The Olympics have a rich history of inspiring achievements as well as controversial moments, but we found these 5 milestones to have left perhaps the deepest impressions on the world and the Games today. We dip into the archives to take another look at some of the most dramatic moments in the history of the Games. Here are the 5 most iconic Olympic moments ever.

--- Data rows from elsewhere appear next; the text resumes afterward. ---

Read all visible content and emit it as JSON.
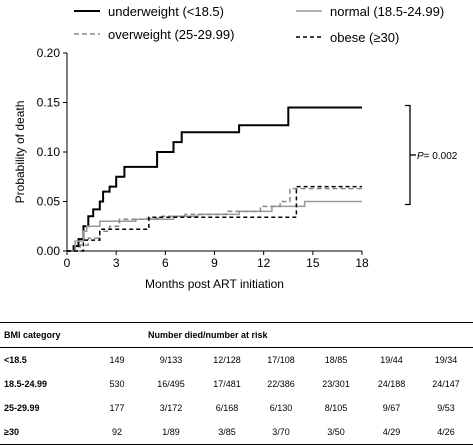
{
  "chart_data": {
    "type": "line",
    "chart_style": "step",
    "xlabel": "Months post ART initiation",
    "ylabel": "Probability of death",
    "xlim": [
      0,
      18
    ],
    "ylim": [
      0,
      0.2
    ],
    "xticks": [
      "0",
      "3",
      "6",
      "9",
      "12",
      "15",
      "18"
    ],
    "yticks": [
      "0.00",
      "0.05",
      "0.10",
      "0.15",
      "0.20"
    ],
    "grid": false,
    "legend_position": "top",
    "annotation": {
      "p_label": "P",
      "p_value": "= 0.002"
    },
    "series": [
      {
        "name": "underweight (<18.5)",
        "color": "#000000",
        "dash": "solid",
        "width": 2,
        "points": [
          [
            0,
            0
          ],
          [
            0.4,
            0.005
          ],
          [
            0.7,
            0.012
          ],
          [
            1.0,
            0.025
          ],
          [
            1.3,
            0.035
          ],
          [
            1.6,
            0.042
          ],
          [
            2.0,
            0.05
          ],
          [
            2.2,
            0.06
          ],
          [
            2.6,
            0.065
          ],
          [
            3.0,
            0.075
          ],
          [
            3.5,
            0.085
          ],
          [
            5.5,
            0.1
          ],
          [
            6.5,
            0.11
          ],
          [
            7.0,
            0.12
          ],
          [
            10.5,
            0.127
          ],
          [
            13.5,
            0.145
          ],
          [
            18,
            0.145
          ]
        ]
      },
      {
        "name": "normal (18.5-24.99)",
        "color": "#999999",
        "dash": "solid",
        "width": 1.5,
        "points": [
          [
            0,
            0
          ],
          [
            0.5,
            0.01
          ],
          [
            1.0,
            0.02
          ],
          [
            1.2,
            0.025
          ],
          [
            2.0,
            0.03
          ],
          [
            4.2,
            0.032
          ],
          [
            6.5,
            0.035
          ],
          [
            8.0,
            0.037
          ],
          [
            10.5,
            0.04
          ],
          [
            12.5,
            0.045
          ],
          [
            14.5,
            0.05
          ],
          [
            18,
            0.05
          ]
        ]
      },
      {
        "name": "overweight (25-29.99)",
        "color": "#888888",
        "dash": "5,3",
        "width": 1.5,
        "points": [
          [
            0,
            0
          ],
          [
            0.8,
            0.006
          ],
          [
            1.3,
            0.013
          ],
          [
            2.0,
            0.02
          ],
          [
            2.6,
            0.025
          ],
          [
            3.2,
            0.032
          ],
          [
            4.8,
            0.033
          ],
          [
            5.8,
            0.035
          ],
          [
            7.2,
            0.037
          ],
          [
            9.7,
            0.04
          ],
          [
            11.8,
            0.045
          ],
          [
            13.0,
            0.05
          ],
          [
            13.6,
            0.063
          ],
          [
            18,
            0.063
          ]
        ]
      },
      {
        "name": "obese (≥30)",
        "color": "#000000",
        "dash": "4,3",
        "width": 1.5,
        "points": [
          [
            0,
            0
          ],
          [
            1.0,
            0.011
          ],
          [
            2.0,
            0.022
          ],
          [
            5.0,
            0.034
          ],
          [
            14.0,
            0.034
          ],
          [
            14.0,
            0.065
          ],
          [
            18,
            0.065
          ]
        ]
      }
    ]
  },
  "risk_table": {
    "header_category": "BMI category",
    "header_numbers": "Number died/number at risk",
    "rows": [
      {
        "category": "<18.5",
        "n": "149",
        "values": [
          "9/133",
          "12/128",
          "17/108",
          "18/85",
          "19/44",
          "19/34"
        ]
      },
      {
        "category": "18.5-24.99",
        "n": "530",
        "values": [
          "16/495",
          "17/481",
          "22/386",
          "23/301",
          "24/188",
          "24/147"
        ]
      },
      {
        "category": "25-29.99",
        "n": "177",
        "values": [
          "3/172",
          "6/168",
          "6/130",
          "8/105",
          "9/67",
          "9/53"
        ]
      },
      {
        "category": "≥30",
        "n": "92",
        "values": [
          "1/89",
          "3/85",
          "3/70",
          "3/50",
          "4/29",
          "4/26"
        ]
      }
    ]
  }
}
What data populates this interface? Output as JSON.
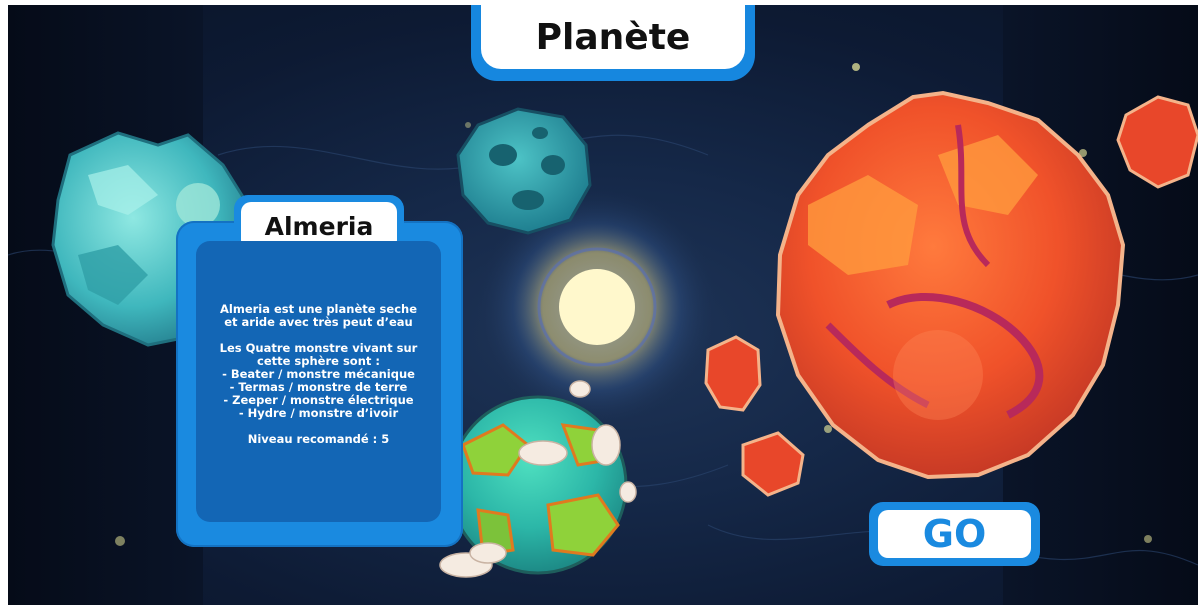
{
  "screen": {
    "title": "Planète"
  },
  "planet_info": {
    "name": "Almeria",
    "description": "Almeria est une planète seche et aride avec très peut d’eau",
    "monsters_intro": "Les Quatre monstre vivant sur cette sphère sont :",
    "monsters": [
      "- Beater / monstre mécanique",
      "- Termas / monstre de terre",
      "- Zeeper / monstre électrique",
      "- Hydre / monstre d’ivoir"
    ],
    "level": "Niveau recomandé : 5"
  },
  "actions": {
    "go_label": "GO"
  },
  "colors": {
    "panel_blue": "#1a8ae0",
    "panel_dark_blue": "#1366b5",
    "space_dark": "#0d1a33"
  },
  "icons": {
    "ice_planet": "ice-planet-icon",
    "lava_planet": "lava-planet-icon",
    "green_planet": "green-planet-icon",
    "cratered_moon": "teal-moon-icon",
    "sun": "sun-icon"
  }
}
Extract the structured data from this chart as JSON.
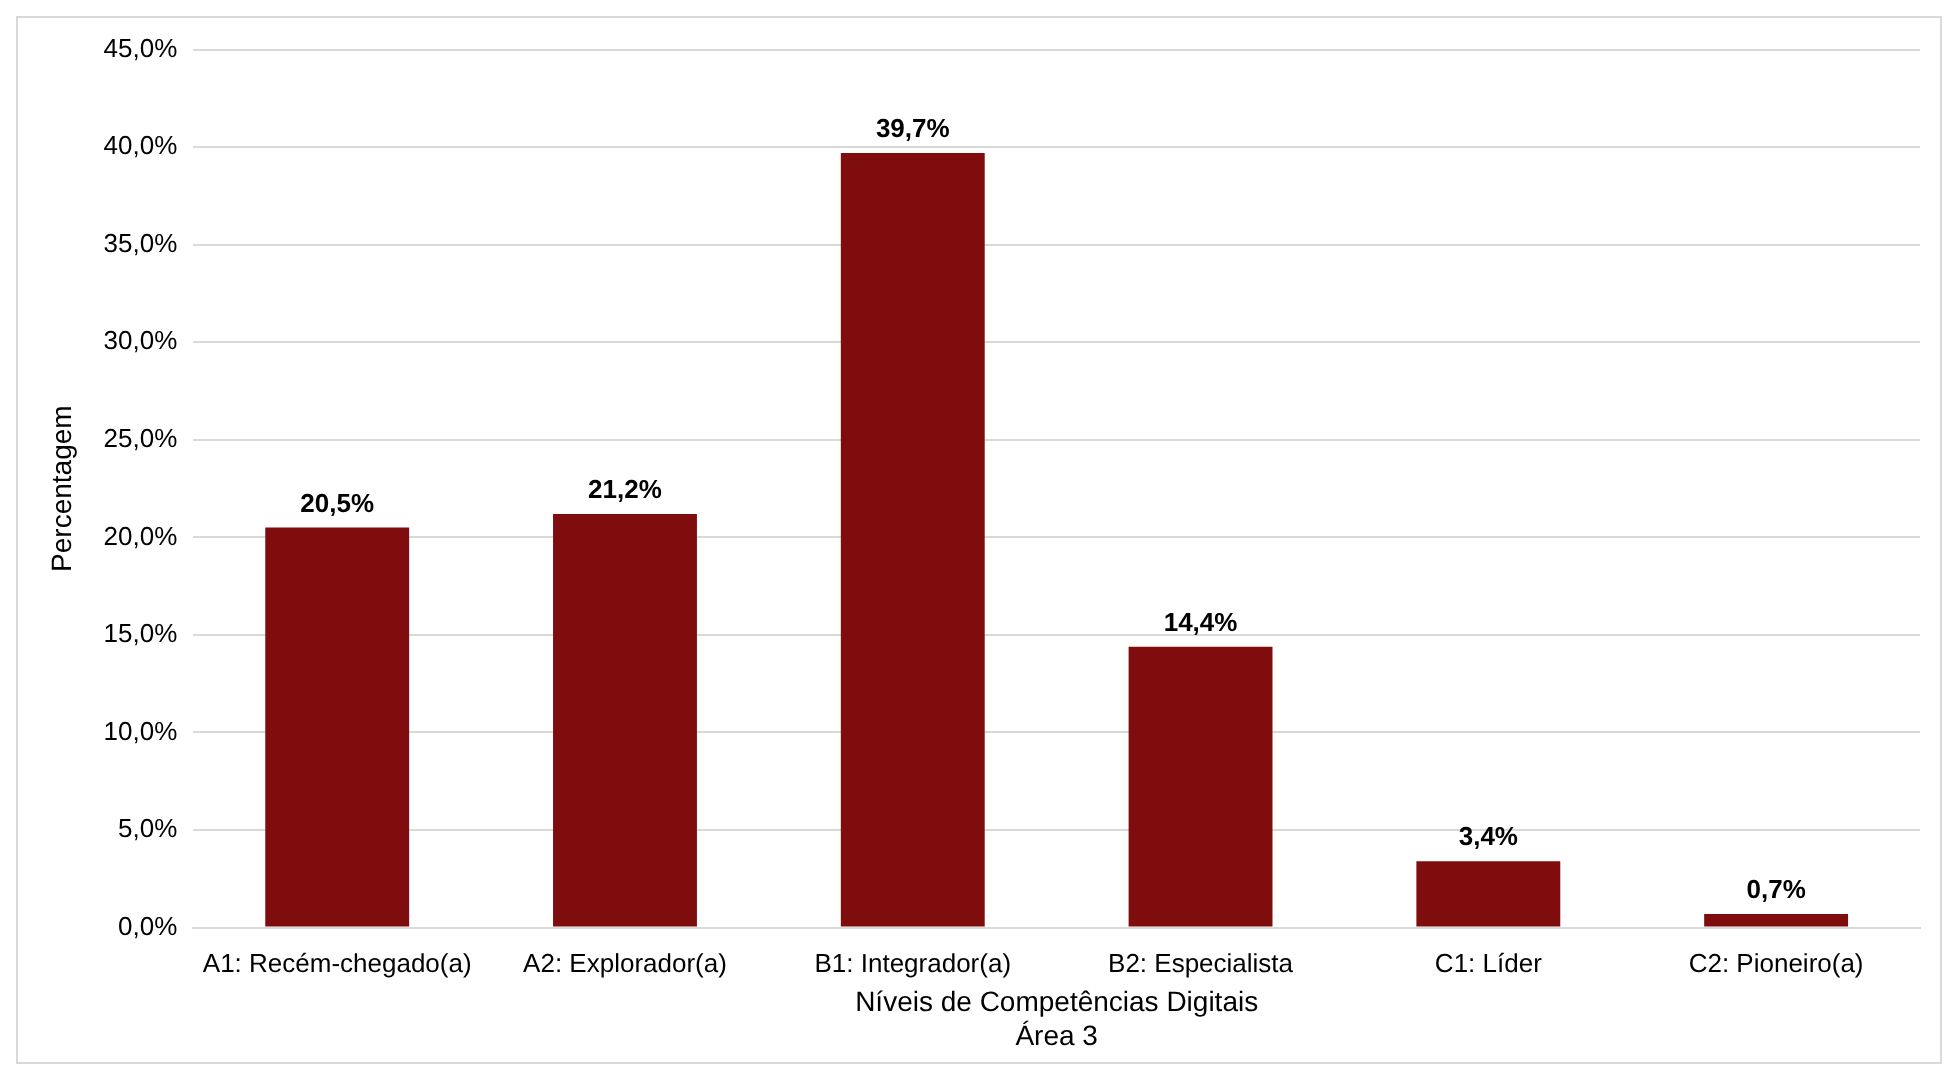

5. Muhammad Ali, torch relay, 1996:
The world held its breath at that moment when Muhammad Ali, one of the greatest sportsman of all time came out of nowhere and received the Olympic Torch in Atlanta, shaking due to his Parkinsonís disease. Even the bravest of hearts were brought down to tears.
4. Derek Redmond:
What made this moment at the 1992 Games special was it brought into focus not just one athlete’s near-heroic desperation but a more universal theme: the nature of parenthood.
3. Abebe Bikila:
24 years after his country’s capital was conquered by Italy, Ethiopia’s Abebe Bikila became the first black African to win gold. How? By running barefoot.
2. Jesse Owens winning:
Hitler viewed African-Americans as inferior and chastised the United States for stooping to use these ‘non-humans.’ Despite the endless racial epithets and the constant presence of the red and black swastika, Owens pissed on Hitler’s face with four gold medals.
1. Black Power Salute:
You can be a badass, but you can never be more badass than Smith and Carlos, the 200m gold and bronze medallists, who donned black gloves and give the Black Power salute on the podium in Mexico in 1968 to portray the condition of blacks worldwide. Millions around the globe thrilled to the sight of two men standing before the world, unafraid, expressing disillusionment with a nation that so often fell, and still falls, so short of its promise.